Slovenia has charged a former senior communist official with genocide, over the massacre of 234 people in the aftermath of World War II.
Under Tito Nazi collaborators were hunted down
Mitja Ribicic, 86, was a chief in the security forces under Yugoslavia's post-war communist leader Tito.
Slovene television said newly unearthed documents suggested Mr Ribicic ordered the summary execution of suspected Nazi collaborators.
Mr Ribicic, under investigation since 1994, has always denied such charges.
"He is being investigated under the law dealing with genocide committed against political or social groups," Pavel Jamnik, Slovenia's police chief dealing with war crimes, told the AFP news agency.

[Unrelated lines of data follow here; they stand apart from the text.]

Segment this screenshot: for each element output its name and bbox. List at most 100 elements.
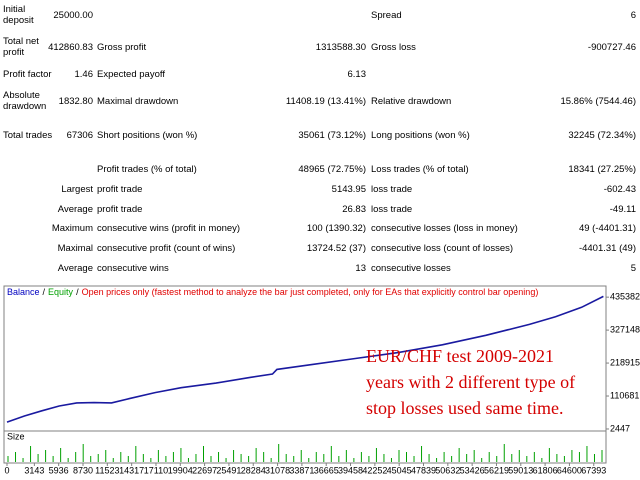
row-value: 15.86% (7544.46) xyxy=(560,96,636,107)
row-value: 25000.00 xyxy=(53,10,93,21)
x-tick-label: 64600 xyxy=(557,465,582,475)
row-value: 100 (1390.32) xyxy=(306,223,366,234)
x-tick-label: 53426 xyxy=(460,465,485,475)
plot-frame xyxy=(3,285,607,432)
row-value: 67306 xyxy=(66,130,93,141)
row-value: 1.46 xyxy=(74,69,94,80)
row-label: loss trade xyxy=(371,184,413,195)
x-tick-label: 14317 xyxy=(119,465,144,475)
x-tick-label: 47839 xyxy=(411,465,436,475)
report: Initial deposit 25000.00 Spread 6 Total net … xyxy=(3,4,636,274)
x-tick-label: 36665 xyxy=(314,465,339,475)
row-value: 48965 (72.75%) xyxy=(298,164,366,175)
row-label: profit trade xyxy=(97,204,143,215)
row-label: Absolute drawdown xyxy=(3,90,47,112)
row-label: Relative drawdown xyxy=(371,96,452,107)
x-tick-label: 17110 xyxy=(144,465,168,475)
x-tick-label: 61806 xyxy=(533,465,558,475)
row-label: Profit factor xyxy=(3,69,52,80)
row-label: Long positions (won %) xyxy=(371,130,470,141)
row-label: Maximal drawdown xyxy=(97,96,179,107)
y-tick-label: 110681 xyxy=(610,390,639,400)
row-label: Profit trades (% of total) xyxy=(97,164,197,175)
legend-entry: Open prices only (fastest method to anal… xyxy=(82,287,539,297)
row-value: 49 (-4401.31) xyxy=(578,223,636,234)
x-tick-label: 45045 xyxy=(387,465,412,475)
annotation: years with 2 different type of xyxy=(366,372,575,392)
row-value: -900727.46 xyxy=(587,42,636,53)
x-tick-label: 5936 xyxy=(49,465,69,475)
row-label: consecutive loss (count of losses) xyxy=(371,243,514,254)
row-prefix: Average xyxy=(57,204,93,215)
row-label: Spread xyxy=(371,10,402,21)
row-value: 13 xyxy=(355,263,366,274)
balance-line xyxy=(6,295,604,423)
row-label: Gross profit xyxy=(97,42,147,53)
y-tick-label: 2447 xyxy=(610,423,630,433)
y-tick-label: 218915 xyxy=(610,357,640,367)
x-tick-label: 8730 xyxy=(73,465,93,475)
x-tick-label: 0 xyxy=(4,465,9,475)
annotation: EUR/CHF test 2009-2021 xyxy=(366,346,554,366)
row-value: 5143.95 xyxy=(331,184,366,195)
row-label: Loss trades (% of total) xyxy=(371,164,469,175)
y-tick-label: 327148 xyxy=(610,324,640,334)
legend-separator: / xyxy=(76,287,79,297)
row-value: 11408.19 (13.41%) xyxy=(285,96,366,107)
row-value: 412860.83 xyxy=(48,42,93,53)
row-label: loss trade xyxy=(371,204,413,215)
x-tick-label: 67393 xyxy=(581,465,606,475)
row-label: Expected payoff xyxy=(97,69,165,80)
row-value: 32245 (72.34%) xyxy=(568,130,636,141)
volume-frame xyxy=(3,430,607,464)
row-label: Short positions (won %) xyxy=(97,130,198,141)
row-value: -602.43 xyxy=(603,184,636,195)
row-value: 1313588.30 xyxy=(315,42,366,53)
row-label: consecutive losses xyxy=(371,263,451,274)
x-tick-label: 31078 xyxy=(265,465,290,475)
row-label: Gross loss xyxy=(371,42,416,53)
row-label: Total trades xyxy=(3,130,53,141)
x-tick-label: 22697 xyxy=(192,465,217,475)
row-value: 13724.52 (37) xyxy=(306,243,366,254)
row-label: Initial deposit xyxy=(3,4,34,26)
row-label: consecutive wins xyxy=(97,263,169,274)
row-value: -49.11 xyxy=(609,204,636,215)
row-label: consecutive losses (loss in money) xyxy=(371,223,518,234)
x-tick-label: 56219 xyxy=(484,465,509,475)
annotation: stop losses used same time. xyxy=(366,398,563,418)
x-tick-label: 50632 xyxy=(435,465,460,475)
x-tick-label: 28284 xyxy=(241,465,266,475)
volume-label: Size xyxy=(7,431,25,441)
row-prefix: Largest xyxy=(61,184,93,195)
row-label: consecutive profit (count of wins) xyxy=(97,243,236,254)
row-value: 26.83 xyxy=(342,204,366,215)
row-prefix: Maximum xyxy=(51,223,93,234)
legend-entry: Equity xyxy=(48,287,74,297)
y-tick-label: 435382 xyxy=(610,292,640,302)
x-tick-label: 3143 xyxy=(24,465,44,475)
row-value: -4401.31 (49) xyxy=(578,243,636,254)
x-tick-label: 19904 xyxy=(168,465,193,475)
row-value: 1832.80 xyxy=(58,96,93,107)
row-label: consecutive wins (profit in money) xyxy=(97,223,241,234)
legend: Balance / Equity / Open prices only (fastest… xyxy=(7,287,538,297)
x-tick-label: 11523 xyxy=(95,465,119,475)
row-value: 18341 (27.25%) xyxy=(568,164,636,175)
x-tick-label: 39458 xyxy=(338,465,363,475)
x-tick-label: 25491 xyxy=(216,465,241,475)
legend-separator: / xyxy=(43,287,46,297)
x-tick-label: 59013 xyxy=(508,465,533,475)
x-tick-label: 42252 xyxy=(362,465,387,475)
legend-entry: Balance xyxy=(7,287,40,297)
row-value: 5 xyxy=(630,263,636,274)
row-value: 35061 (73.12%) xyxy=(298,130,366,141)
row-prefix: Maximal xyxy=(57,243,93,254)
x-tick-label: 33871 xyxy=(289,465,314,475)
row-label: Total net profit xyxy=(3,36,39,58)
row-value: 6 xyxy=(630,10,636,21)
row-value: 6.13 xyxy=(347,69,367,80)
row-prefix: Average xyxy=(57,263,93,274)
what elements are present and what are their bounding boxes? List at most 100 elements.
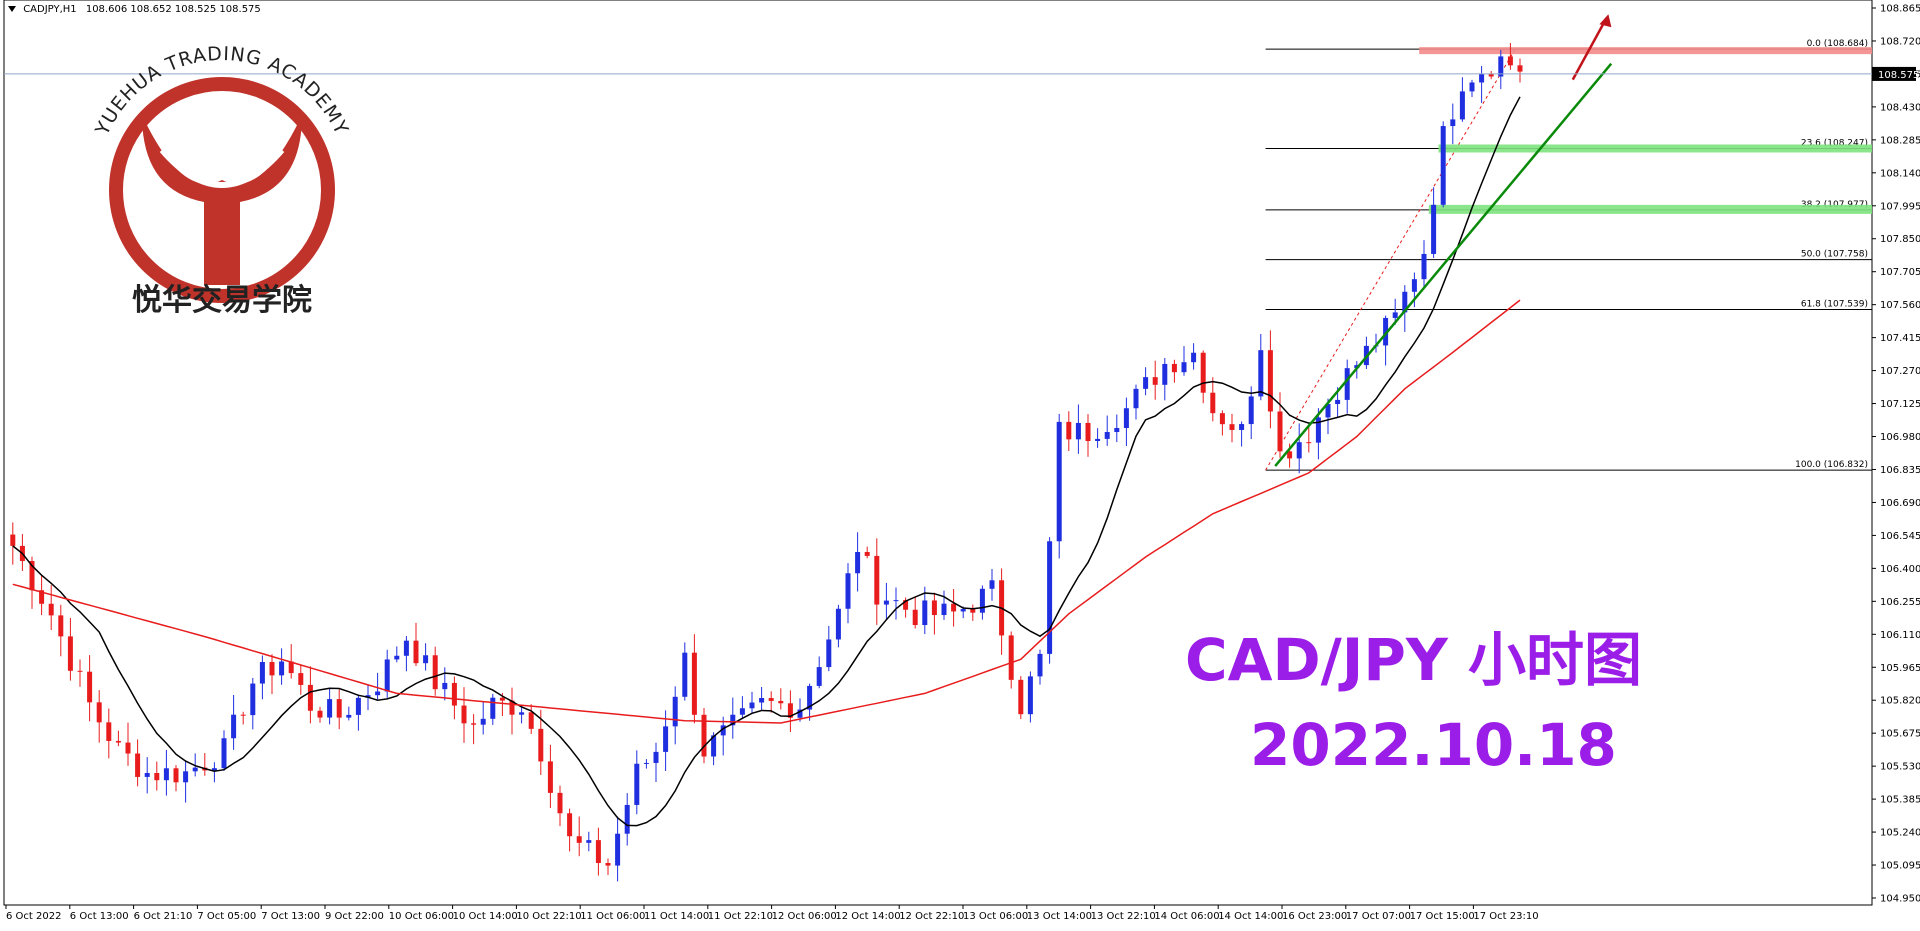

After the war communist forces took revenge on those who had collaborated with German and Italian occupiers.
Some reports say there are hundreds of mass graves in Slovenia filled with the bodies of thousands of people massacred by the communist regime in the early post-war years.
Mr Ribicic is the first former Yugoslav official charged in Slovenia over the witch hunt for Nazi collaborators, since the country's independence from Yugoslavia in 1991.
Documents found in the Slovene National Archive reportedly suggest that in 1945 and 1946 Mr Ribicic helped draft a hit list of 234 people for execution.
He faces up to 30 years in prison if found guilty of the charges.
The Slovene government has recently drawn up draft laws giving equal status to all those civilians killed during and after the war, whether by communists or fascists.